Наступившее молчание было прервано словами кардинала:

— Значит, Вероника осталась единственной наследницей состояния Хаанов?

— Не совсем так, монсиньор. Маленькие сыновья канцлера, Даниэль и Карл-Леонард — они остались в живых. Фон Дорнхайм не посмел их тронуть.

— Из ваших рассказов я понял, что князь-епископ не проявлял особого милосердия к детям.

— Это так. Но он не сумел бы ничего сделать. Перед отъездом канцлер составил завещание, по условиям которого все имущество Хаанов переходило к двум его младшим сыновьям. И самое главное: опекуном мальчиков Георг Хаан назвал курфюрста Баварии Максимилиана.

— Могу представить, как это обрадовало князя-епископа.

— Фон Дорнхайм рассчитывал наложить лапу на имущество канцлера — и остался с носом. Оспорить завещание — один экземпляр которого уже находился к тому времени в Мюнхене — и вступить в открытый конфликт с Баварией он не посмел.

— Ваш прежний патрон был весьма предусмотрительным человеком… Вы больше не виделись с ним?

— Только один раз, в Шпеере. Курфюрст отправил меня туда. Я должен был передать канцлеру, что в Мюнхене ему предлагают почетную должность и при этом настоятельно советуют не возвращаться в Бамберг, где никто не сможет его защитить.

— Однако канцлер не внял этому предупреждению.

— В точности так, монсиньор.

— Столь искушенный и опытный человек — неужели он не понимал, что возвращение в Бамберг означает для него гибель?

— Видите ли, монсиньор… Когда я увидел его там, в Шпеере, то не сразу понял, что это он. Он словно постарел на десять лет — облысел, глаза постоянно слезились. Он уже знал обо всем: о смерти жены, Адама и Урсулы. Единственным утешением для него стало то, что Вероника смогла скрыться от палачей Фёрнера.

— Кстати, — перебил его кардинал, — вы что-нибудь знаете о том, где она сейчас?

— Нет, монсиньор. О судьбе Вейнтлетт мне ничего не известно. Знаю только, что Томас благополучно привез ее в Мергентхайм. Молю Бога, чтобы она была сейчас в добром здравии и сумела справиться с горем, которое обрушилось на ее семью.

— Скажите, Альфредо: во время нашего разговора вы несколько раз назвали младшую дочь канцлера именем Вейнтлетт. Как это понимать?

— Вейнтлетт — что-то вроде домашнего имени, которое придумал для Вероники ее отец.
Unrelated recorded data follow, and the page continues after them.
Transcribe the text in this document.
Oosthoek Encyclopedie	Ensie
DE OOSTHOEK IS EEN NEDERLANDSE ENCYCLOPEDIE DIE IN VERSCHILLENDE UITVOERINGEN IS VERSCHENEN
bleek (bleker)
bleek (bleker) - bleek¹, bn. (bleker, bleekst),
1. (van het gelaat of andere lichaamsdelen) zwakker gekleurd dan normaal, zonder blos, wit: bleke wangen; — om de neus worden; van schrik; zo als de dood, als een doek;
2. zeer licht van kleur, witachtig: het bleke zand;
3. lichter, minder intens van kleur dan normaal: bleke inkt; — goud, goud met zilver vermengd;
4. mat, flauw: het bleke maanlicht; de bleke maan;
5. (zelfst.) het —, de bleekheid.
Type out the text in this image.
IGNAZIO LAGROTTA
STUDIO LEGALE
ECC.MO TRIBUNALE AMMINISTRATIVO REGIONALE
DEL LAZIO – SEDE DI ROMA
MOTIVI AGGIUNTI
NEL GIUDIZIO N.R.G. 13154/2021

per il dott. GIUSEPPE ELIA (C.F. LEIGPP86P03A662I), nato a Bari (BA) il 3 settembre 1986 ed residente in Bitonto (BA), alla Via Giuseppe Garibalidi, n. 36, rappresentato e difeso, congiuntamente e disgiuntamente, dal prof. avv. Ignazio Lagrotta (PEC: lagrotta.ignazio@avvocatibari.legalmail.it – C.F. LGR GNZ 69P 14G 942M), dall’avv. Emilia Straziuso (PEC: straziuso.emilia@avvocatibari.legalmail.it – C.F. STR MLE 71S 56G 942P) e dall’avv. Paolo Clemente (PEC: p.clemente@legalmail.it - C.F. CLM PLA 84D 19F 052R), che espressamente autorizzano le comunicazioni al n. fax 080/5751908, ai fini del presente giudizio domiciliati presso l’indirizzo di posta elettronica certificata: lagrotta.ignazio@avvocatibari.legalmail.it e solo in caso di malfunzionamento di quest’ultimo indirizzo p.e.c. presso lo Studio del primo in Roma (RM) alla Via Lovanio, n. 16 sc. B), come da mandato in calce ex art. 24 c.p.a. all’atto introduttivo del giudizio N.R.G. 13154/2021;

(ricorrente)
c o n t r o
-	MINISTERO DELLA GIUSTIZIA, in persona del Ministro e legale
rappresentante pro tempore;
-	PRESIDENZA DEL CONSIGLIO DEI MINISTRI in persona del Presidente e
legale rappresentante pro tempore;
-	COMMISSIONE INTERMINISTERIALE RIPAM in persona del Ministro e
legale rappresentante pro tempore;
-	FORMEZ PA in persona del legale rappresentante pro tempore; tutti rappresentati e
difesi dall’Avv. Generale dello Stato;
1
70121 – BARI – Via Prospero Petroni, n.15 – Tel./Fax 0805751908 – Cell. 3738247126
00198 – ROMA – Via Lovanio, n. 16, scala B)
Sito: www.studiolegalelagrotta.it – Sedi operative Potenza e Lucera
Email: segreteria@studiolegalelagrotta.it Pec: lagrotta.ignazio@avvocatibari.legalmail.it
Я не знаю, что означает это имя, и в церковных книгах его вряд ли найдешь. Но задавать его высокопревосходительству вопросы…

— Так что же канцлер? — перебил кардинал.

— При встрече он сказал мне: я должен быть со своей семьей; если фон Дорнхайму хватило смелости сжечь их, пока меня не было в городе, пусть сожжет и меня.

Альфред замолчал на какое-то время, а затем заговорил снова:

— Все, что случилось дальше, вы, наверняка, знаете, монсиньор. Георг Хаан вернулся в Бамберг и был немедленно брошен в тюрьму. Против его ареста и казни одновременно высказались Имперский надворный совет, Верховный суд и князья Католической Лиги. Но смертный приговор все равно был вынесен и приведен в исполнение. Два года спустя — в декабре тысяча шестьсот тридцатого — умер генеральный викарий Фёрнер. За несколько недель до его смерти из Вены поступил циркуляр о немедленном освобождении заключенных Малефицхауса и приостановлении всех находящихся в производстве дел о колдовстве. Имперский надворный совет сообщил при этом, что в случае неповиновения земли княжества Бамберг будут оккупированы кайзерской армией. Князю-епископу пришлось подчиниться.

— Что же, по-вашему, заставило Вену действовать столь решительно?

— В Регенсбурге созвали сейм, на котором князья должны были провозгласить сына кайзера, кронпринца Фердинанда, римским королем и наследником своего отца. Как вам, должно быть, известно, монсиньор, в Германии императорский титул не переходит от отца к сыну по праву наследования. Для этого требуется согласие имперских князей. Максимилиан Баварский и остальные курфюрсты предъявили кайзеру ультиматум: кронпринц Фердинанд не станет наследником, если его отец не остановит бамбергские процессы.

Кардинал усмехнулся:

— Меня удивляет упорство, с которым ваш князь-епископ настраивал против себя высшую имперскую аристократию. Но надо отдать ему должное: он своего добился.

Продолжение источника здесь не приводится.